Monday, April 5, 2010

It may not look like much


But this little guy here with the help of a rhyolite flake, a couple mano's, and some FAR just put the breaks on a construction job*. This little rock is a bowl fragment. We think it is the bottom piece of a bowl anyway. This find was very unexpected. The rhyolite flake was imported because there is no source anywhere nearby. And when I say nearby, I mean within a 50 mile radius at least. The mano's (hand stones: formed to fit the hand and has "use" wear, i.e. used to pound and scrape the crap out of stuff)and FAR (fire affected rock, i.e. placed in a hearth to cook the crap out of stuff) was probably local material, but was found in a most unusual place. A shooting range. And a shooting range with people... shooting the crap out of clay pigeons (they never had a chance), and bow-and-arrow! This shooting range is in the middle of El Monte, population 115,965 as of 2000. And next to a major highway. Amazing that even with all the development, a little piece of prehistory is still there.

We found this on my second visit to the shooting range (we had previously surveyed the area twice). We came back at the request of our boss, and with a little more intensive searching, wa la, a site. The site started out as an historic one (European - old glass and ceramics [plates and cups]) and while we were sitting down for break under the transmission tower... "hey that looks like an interesting rock"... "oh wow, is that what I think it is?"... "the client is going to squirt their shorts!"...

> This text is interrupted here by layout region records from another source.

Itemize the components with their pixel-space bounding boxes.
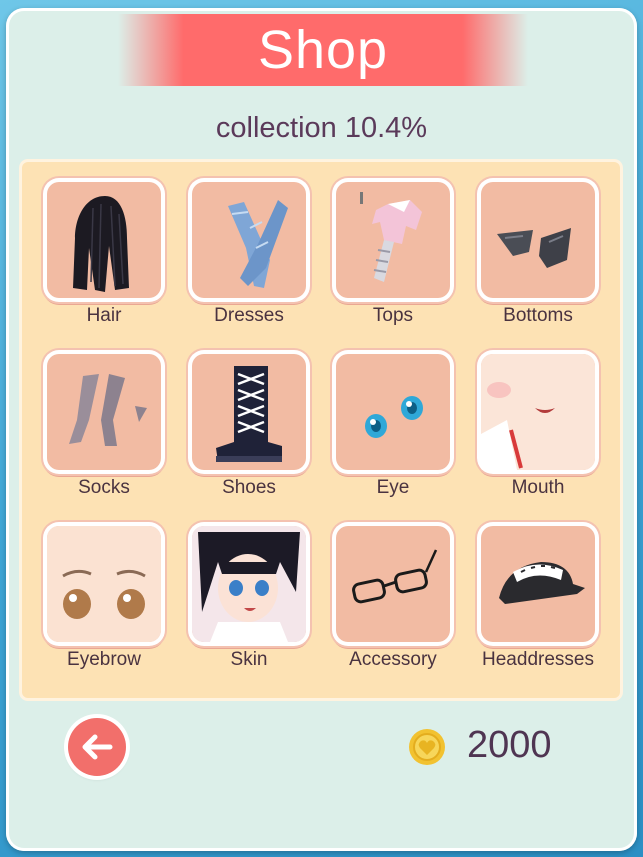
dresses-icon: [228, 200, 288, 288]
category-tile[interactable]: [188, 522, 310, 646]
eye-icon: [365, 396, 423, 438]
category-headdresses[interactable]: Headdresses: [473, 516, 603, 676]
coin-balance: 2000: [467, 724, 552, 766]
page-title: Shop: [257, 20, 389, 80]
bottoms-icon: [497, 228, 571, 268]
category-tile[interactable]: [332, 522, 454, 646]
category-label: Hair: [86, 305, 122, 326]
category-tile[interactable]: [43, 350, 165, 474]
back-arrow-icon: [82, 734, 113, 760]
category-tile[interactable]: [332, 178, 454, 302]
category-dresses[interactable]: Dresses: [184, 172, 314, 332]
category-tile[interactable]: [188, 350, 310, 474]
category-accessory[interactable]: Accessory: [328, 516, 458, 676]
category-label: Socks: [78, 477, 130, 498]
category-label: Dresses: [214, 305, 284, 326]
collection-progress: collection 10.4%: [215, 112, 428, 144]
category-tile[interactable]: [332, 350, 454, 474]
category-label: Mouth: [511, 477, 565, 498]
category-label: Skin: [230, 649, 268, 670]
category-label: Shoes: [222, 477, 276, 498]
category-label: Eye: [376, 477, 410, 498]
category-label: Eyebrow: [67, 649, 141, 670]
coin-icon: [409, 729, 445, 765]
glasses-icon: [352, 549, 438, 604]
shoes-icon: [216, 366, 282, 462]
category-bottoms[interactable]: Bottoms: [473, 172, 603, 332]
category-grid: Hair Dresses Tops Bottoms Socks Shoes Ey…: [22, 162, 620, 698]
hair-icon: [73, 196, 129, 292]
category-tile[interactable]: [477, 522, 599, 646]
socks-icon: [69, 374, 147, 446]
skin-icon: [192, 526, 306, 642]
category-shoes[interactable]: Shoes: [184, 344, 314, 504]
category-label: Bottoms: [503, 305, 573, 326]
cap-icon: [499, 562, 585, 604]
category-tile[interactable]: [477, 178, 599, 302]
category-label: Accessory: [349, 649, 437, 670]
category-socks[interactable]: Socks: [39, 344, 169, 504]
category-eye[interactable]: Eye: [328, 344, 458, 504]
mouth-icon: [481, 354, 595, 470]
category-tile[interactable]: [477, 350, 599, 474]
category-tile[interactable]: [43, 178, 165, 302]
category-mouth[interactable]: Mouth: [473, 344, 603, 504]
category-label: Tops: [372, 305, 414, 326]
category-skin[interactable]: Skin: [184, 516, 314, 676]
category-label: Headdresses: [482, 649, 594, 670]
eyebrow-icon: [47, 526, 161, 642]
category-tile[interactable]: [188, 178, 310, 302]
back-button[interactable]: [68, 718, 126, 776]
category-tile[interactable]: [43, 522, 165, 646]
category-tops[interactable]: Tops: [328, 172, 458, 332]
tops-icon: [360, 192, 422, 282]
category-hair[interactable]: Hair: [39, 172, 169, 332]
category-eyebrow[interactable]: Eyebrow: [39, 516, 169, 676]
title-banner: Shop: [118, 14, 528, 86]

And they did. What made it interesting is that this little prehistoric concentration was in the berm of the dirt access road that goes around the transmission tower (big steel electric towers), and this road gets graded probably yearly if not more. So by grading this road over and over and over, eventually exposed this concentration. We will now get to answer the questions of is this just an isolated hearth? Was it all imported and dropped? Is there more beneath the surface? Will I get shot in the ass by a rogue arrow? All will be revealed.

*I feel I need to explain a bit more here. The project in question is a transmission line. The client (who we were hired by) will be dismantling an old transmission line and towers and will be erecting (I knew I could get that word in somewhere) new bigger and shinier ones with more power. They have a right-of-way or easement, in some places. Which means that anything we find within that right-of-way, they have to deal with and manage. Even if it is on private property. The client, not the actual property owners have to mitigate what we have found. Our client has decided that they will replace said tower anyway, so to off-set the fact that they will obliterate the site during construction, we go in ahead of them and do it for them (excavation). This is a state and federal government issue and so the client has to fulfill certain requirements by law (state and federal).

Many people have the misconception that if they have any archaeological site on their property (Indian or otherwise) that if the government or Indians find out about it, that it will get taken away. Not so, peeps. Private property means exactly that, private. I've worked on private property before and I've documented sites on private property. All I have the power to do is make life miserable for those who have an easement or right-of-way through said property. It means an agency/company/whoever won't be able to put a cell tower or road or utility pole in the site. They will now have to find a way around it, or change their plans to avoid it. But the property owner can do whatever they want (nothing, graze cows, blast it to smithereens). Also, if the site is one of a kind or pretty darn cool, then the owners can actually get money from the government (state and/or federal) to protect/preserve it. Pretty sweet, eh?